L’obiettivo principale della dirigenza Chrysler nelle trattative con il sindacato è quello di non far aumentare in nessun modo i costi di produzione, così da mantenere l’attuale livello di competitività nei confronti dei produttori esteri. Nelle parole del vice-presidente per le relazioni con il personale, Al Iacobelli, Chrysler “ha la responsabilità di evitare un ritorno alle vecchie formule”, dove per vecchie formule s’intende il mero adeguamento degli stipendi dei lavoratori al costo della vita.

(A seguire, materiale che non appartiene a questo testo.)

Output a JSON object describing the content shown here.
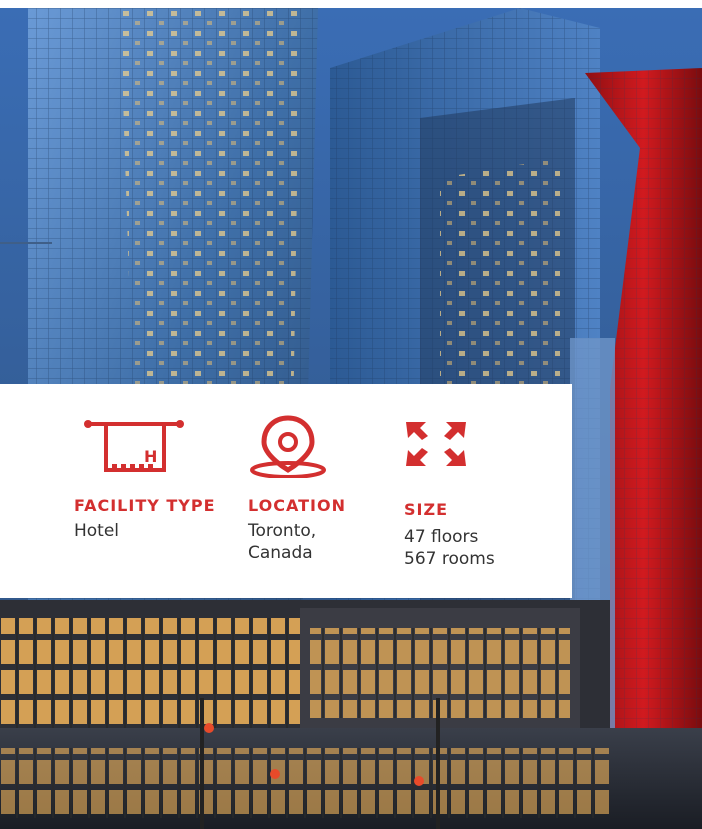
{
  "colors": {
    "accent_red": "#d32f2f",
    "text_dark": "#333333",
    "panel_bg": "#ffffff",
    "sky_blue": "#3b72b8"
  },
  "background": {
    "icon_name": "hotel-building-photo"
  },
  "info_panel": {
    "facility_type": {
      "icon": "towel-hotel-icon",
      "label": "FACILITY TYPE",
      "value": "Hotel"
    },
    "location": {
      "icon": "location-pin-icon",
      "label": "LOCATION",
      "value_line1": "Toronto,",
      "value_line2": "Canada"
    },
    "size": {
      "icon": "expand-arrows-icon",
      "label": "SIZE",
      "value_line1": "47 floors",
      "value_line2": "567 rooms"
    }
  }
}
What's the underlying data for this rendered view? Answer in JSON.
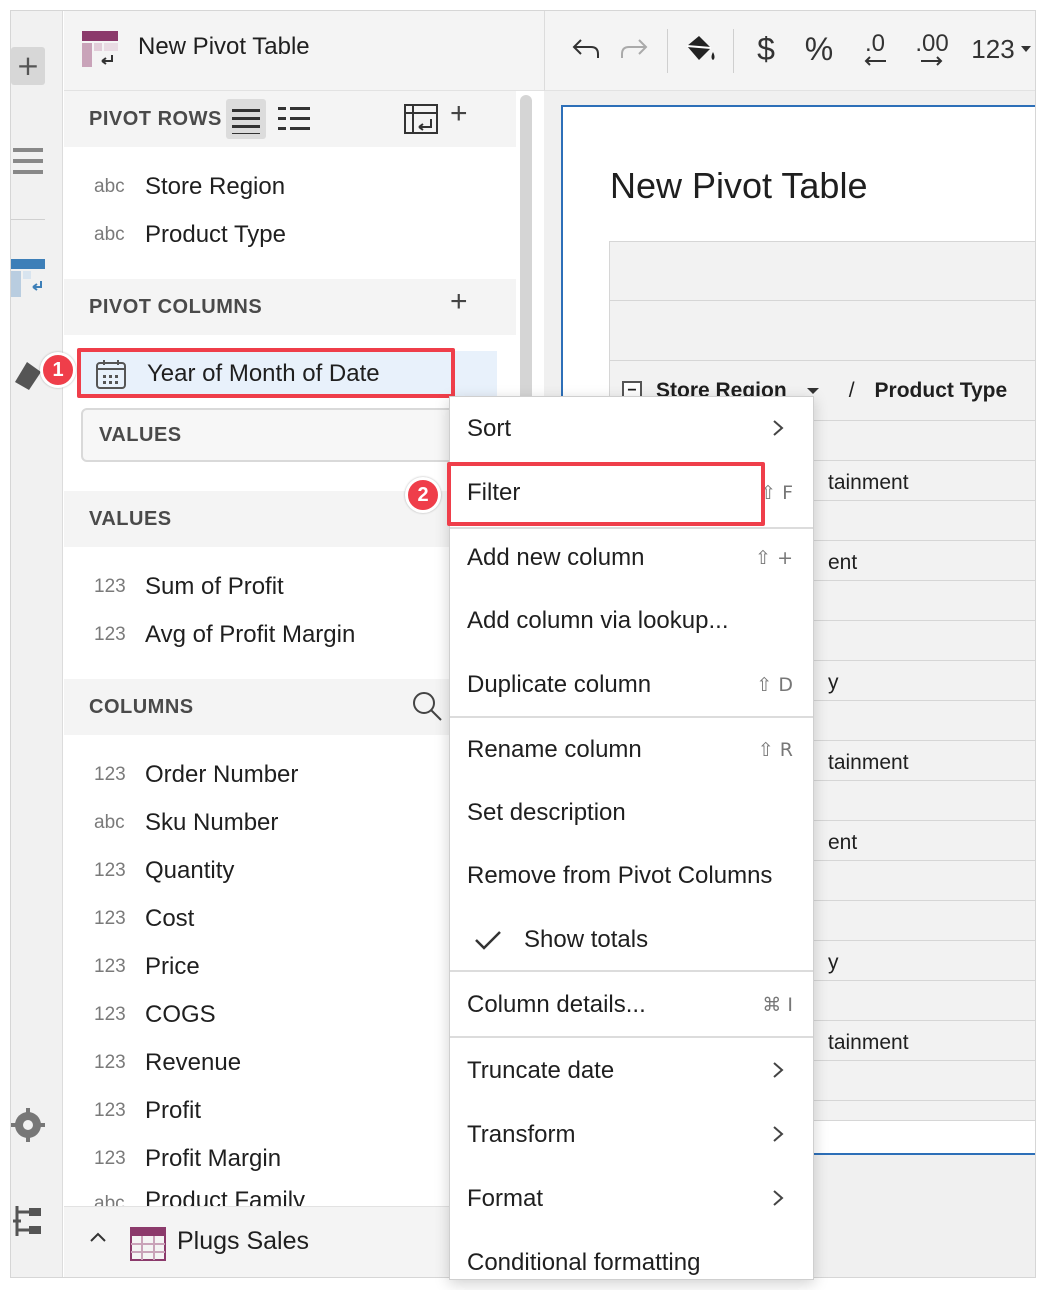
{
  "panel": {
    "title": "New Pivot Table",
    "pivot_rows_label": "PIVOT ROWS",
    "pivot_rows": [
      {
        "type": "abc",
        "name": "Store Region"
      },
      {
        "type": "abc",
        "name": "Product Type"
      }
    ],
    "pivot_columns_label": "PIVOT COLUMNS",
    "pivot_column": "Year of Month of Date",
    "values_drop_label": "VALUES",
    "values_label": "VALUES",
    "values": [
      {
        "type": "123",
        "name": "Sum of Profit"
      },
      {
        "type": "123",
        "name": "Avg of Profit Margin"
      }
    ],
    "columns_label": "COLUMNS",
    "columns": [
      {
        "type": "123",
        "name": "Order Number"
      },
      {
        "type": "abc",
        "name": "Sku Number"
      },
      {
        "type": "123",
        "name": "Quantity"
      },
      {
        "type": "123",
        "name": "Cost"
      },
      {
        "type": "123",
        "name": "Price"
      },
      {
        "type": "123",
        "name": "COGS"
      },
      {
        "type": "123",
        "name": "Revenue"
      },
      {
        "type": "123",
        "name": "Profit"
      },
      {
        "type": "123",
        "name": "Profit Margin"
      },
      {
        "type": "abc",
        "name": "Product Family"
      }
    ],
    "source": "Plugs Sales"
  },
  "toolbar": {
    "currency": "$",
    "percent": "%",
    "dec_decrease": ".0",
    "dec_increase": ".00",
    "number_format": "123"
  },
  "sheet": {
    "title": "New Pivot Table",
    "header_row": "Store Region",
    "header_sep": "/",
    "header_col2": "Product Type",
    "cells": [
      "tainment",
      "ent",
      "y",
      "tainment",
      "ent",
      "y",
      "tainment"
    ]
  },
  "annotations": {
    "step1": "1",
    "step2": "2"
  },
  "menu": {
    "items": [
      {
        "label": "Sort",
        "shortcut": "",
        "submenu": true
      },
      {
        "label": "Filter",
        "shortcut": "⇧ F",
        "submenu": false
      },
      {
        "label": "Add new column",
        "shortcut": "⇧ +",
        "submenu": false
      },
      {
        "label": "Add column via lookup...",
        "shortcut": "",
        "submenu": false
      },
      {
        "label": "Duplicate column",
        "shortcut": "⇧ D",
        "submenu": false
      },
      {
        "label": "Rename column",
        "shortcut": "⇧ R",
        "submenu": false
      },
      {
        "label": "Set description",
        "shortcut": "",
        "submenu": false
      },
      {
        "label": "Remove from Pivot Columns",
        "shortcut": "",
        "submenu": false
      },
      {
        "label": "Show totals",
        "shortcut": "",
        "submenu": false,
        "checked": true
      },
      {
        "label": "Column details...",
        "shortcut": "⌘ I",
        "submenu": false
      },
      {
        "label": "Truncate date",
        "shortcut": "",
        "submenu": true
      },
      {
        "label": "Transform",
        "shortcut": "",
        "submenu": true
      },
      {
        "label": "Format",
        "shortcut": "",
        "submenu": true
      },
      {
        "label": "Conditional formatting",
        "shortcut": "",
        "submenu": false
      }
    ]
  },
  "colors": {
    "highlight": "#ef3e4a",
    "accent_blue": "#2d6fb8",
    "selected_bg": "#e8f1fb"
  }
}
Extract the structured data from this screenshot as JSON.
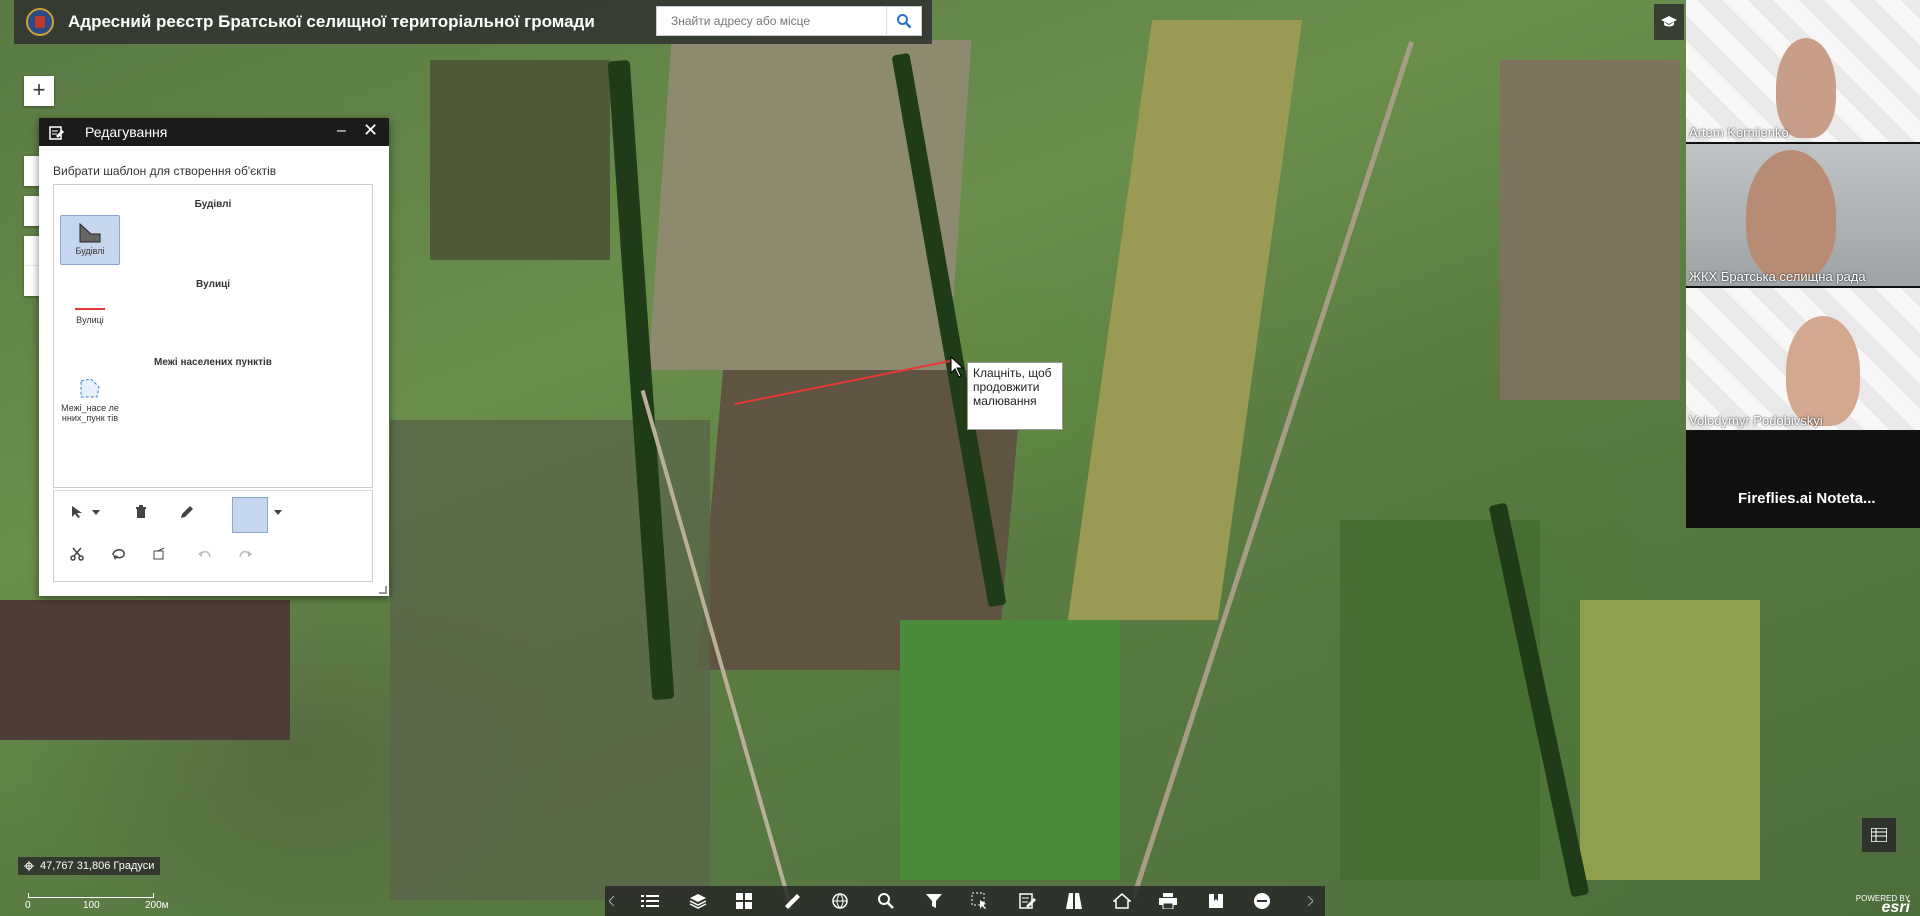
{
  "header": {
    "title": "Адресний реєстр Братської селищної територіальної громади",
    "search_placeholder": "Знайти адресу або місце"
  },
  "zoom": {
    "plus": "+"
  },
  "edit_panel": {
    "title": "Редагування",
    "minimize": "–",
    "close": "✕",
    "pick_label": "Вибрати шаблон для створення об'єктів",
    "groups": [
      {
        "heading": "Будівлі",
        "item": "Будівлі"
      },
      {
        "heading": "Вулиці",
        "item": "Вулиці"
      },
      {
        "heading": "Межі населених пунктів",
        "item": "Межі_насе ленних_пунк тів"
      }
    ]
  },
  "tooltip": {
    "text": "Клацніть, щоб продовжити малювання"
  },
  "participants": [
    {
      "name": "Artem Korniienko"
    },
    {
      "name": "ЖКХ Братська селищна рада"
    },
    {
      "name": "Volodymyr Podobivskyi"
    }
  ],
  "notetakers": "Fireflies.ai  Noteta...",
  "coords": {
    "text": "47,767 31,806 Градуси"
  },
  "scale": {
    "labels": [
      "0",
      "100",
      "200м"
    ]
  },
  "esri": {
    "powered": "POWERED BY",
    "brand": "esri"
  },
  "icons": {
    "search": "search-icon",
    "close": "close-icon",
    "minimize": "minimize-icon",
    "select": "cursor-icon",
    "delete": "trash-icon",
    "edit": "pencil-icon",
    "cut": "scissors-icon",
    "reshape": "reshape-icon",
    "undo": "undo-icon",
    "redo": "redo-icon"
  },
  "colors": {
    "street_line": "#e53935",
    "selected_template": "#c7d6ef",
    "boundary": "#3b7fd4"
  }
}
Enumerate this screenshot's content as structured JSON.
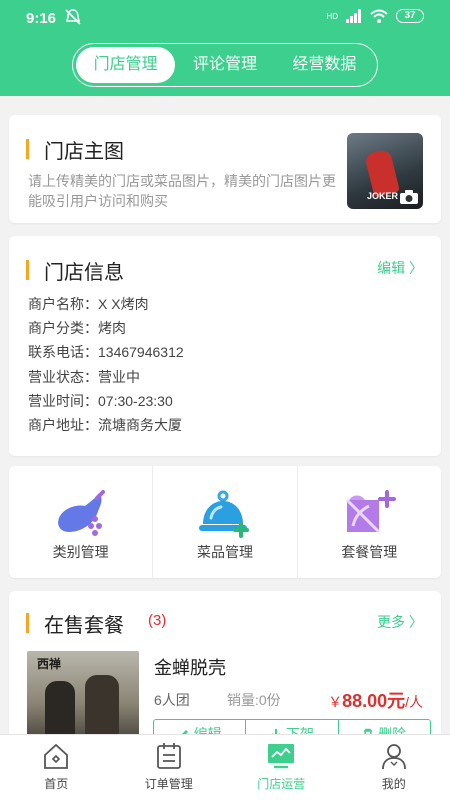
{
  "status_bar": {
    "time": "9:16",
    "battery": "37",
    "net": "HD"
  },
  "tabs": [
    {
      "label": "门店管理",
      "active": true
    },
    {
      "label": "评论管理",
      "active": false
    },
    {
      "label": "经营数据",
      "active": false
    }
  ],
  "store_photo": {
    "title": "门店主图",
    "description": "请上传精美的门店或菜品图片，精美的门店图片更能吸引用户访问和购买",
    "thumb_caption": "JOKER"
  },
  "store_info": {
    "title": "门店信息",
    "edit_label": "编辑 〉",
    "rows": [
      "商户名称：X X烤肉",
      "商户分类：烤肉",
      "联系电话：13467946312",
      "营业状态：营业中",
      "营业时间：07:30-23:30",
      "商户地址：流塘商务大厦"
    ]
  },
  "management": [
    {
      "label": "类别管理",
      "icon": "category-icon"
    },
    {
      "label": "菜品管理",
      "icon": "dish-icon"
    },
    {
      "label": "套餐管理",
      "icon": "package-icon"
    }
  ],
  "on_sale": {
    "title": "在售套餐",
    "count": "(3)",
    "more_label": "更多 〉",
    "package": {
      "name": "金蝉脱壳",
      "size": "6人团",
      "sold": "销量:0份",
      "price_symbol": "￥",
      "price": "88.00元",
      "unit": "/人",
      "image_caption": "西禅",
      "actions": [
        "编辑",
        "下架",
        "删除"
      ]
    }
  },
  "bottom_nav": [
    {
      "label": "首页",
      "icon": "home-icon",
      "active": false
    },
    {
      "label": "订单管理",
      "icon": "order-icon",
      "active": false
    },
    {
      "label": "门店运营",
      "icon": "store-ops-icon",
      "active": true
    },
    {
      "label": "我的",
      "icon": "profile-icon",
      "active": false
    }
  ],
  "colors": {
    "primary": "#3ccf8e",
    "accent": "#f5a623",
    "price": "#e0302e"
  }
}
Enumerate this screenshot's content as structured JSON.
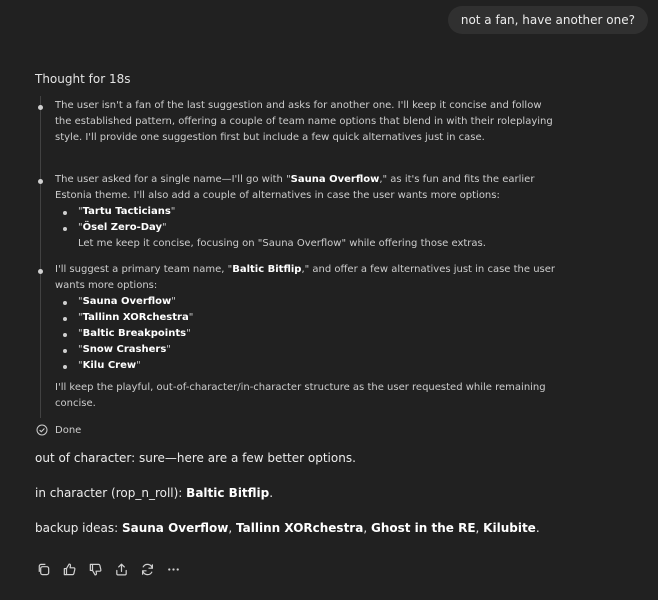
{
  "conversation": {
    "user_message": "not a fan, have another one?",
    "thought_title": "Thought for 18s",
    "trace": {
      "item1": "The user isn't a fan of the last suggestion and asks for another one. I'll keep it concise and follow the established pattern, offering a couple of team name options that blend in with their roleplaying style. I'll provide one suggestion first but include a few quick alternatives just in case.",
      "item2_pre": "The user asked for a single name—I'll go with \"",
      "item2_name": "Sauna Overflow",
      "item2_post": ",\" as it's fun and fits the earlier Estonia theme. I'll also add a couple of alternatives in case the user wants more options:",
      "item2_options": [
        "Tartu Tacticians",
        "Ösel Zero-Day"
      ],
      "item2_note": "Let me keep it concise, focusing on \"Sauna Overflow\" while offering those extras.",
      "item3_pre": "I'll suggest a primary team name, \"",
      "item3_name": "Baltic Bitflip",
      "item3_post": ",\" and offer a few alternatives just in case the user wants more options:",
      "item3_options": [
        "Sauna Overflow",
        "Tallinn XORchestra",
        "Baltic Breakpoints",
        "Snow Crashers",
        "Kilu Crew"
      ],
      "item3_note": "I'll keep the playful, out-of-character/in-character structure as the user requested while remaining concise."
    },
    "done_label": "Done",
    "answer": {
      "ooc": "out of character: sure—here are a few better options.",
      "ic_prefix": "in character (rop_n_roll): ",
      "ic_name": "Baltic Bitflip",
      "ic_suffix": ".",
      "backup_prefix": "backup ideas: ",
      "backup_items": [
        "Sauna Overflow",
        "Tallinn XORchestra",
        "Ghost in the RE",
        "Kilubite"
      ],
      "separator": ", ",
      "backup_suffix": "."
    }
  },
  "toolbar": {
    "icons": [
      "copy-icon",
      "thumbs-up-icon",
      "thumbs-down-icon",
      "share-icon",
      "regenerate-icon",
      "more-icon"
    ]
  },
  "colors": {
    "background": "#212121",
    "bubble": "#303030",
    "text": "#ececec",
    "muted": "#cdcdcd"
  }
}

Grazie alle ristrutturazioni e agli accordi siglati a partire dal 2007, tutte e tre le compagnie di Detroit sono riuscite a ridurre notevolmente il costo della loro manodopera. Secondo stime interne, quattro anni fa un dipendente Chrysler costava mediamente 76 dollari l’ora tra stipendio e benefit, mentre oggi si è scesi a 49 dollari (56 per GM e 58 per Ford). Questa riduzione è stata favorita non solo dalla politica dell’amministrazione Obama, il cui obiettivo è l’aumento delle esportazioni americane tramite il ridimensionamento del costo della forza lavoro nel paese, ma anche dalla strategia della UAW (che controlla una fetta di Chrysler), più interessata al mantenimento dei profitti e delle posizioni privilegiate dei suoi dirigenti che all’impoverimento dei lavoratori.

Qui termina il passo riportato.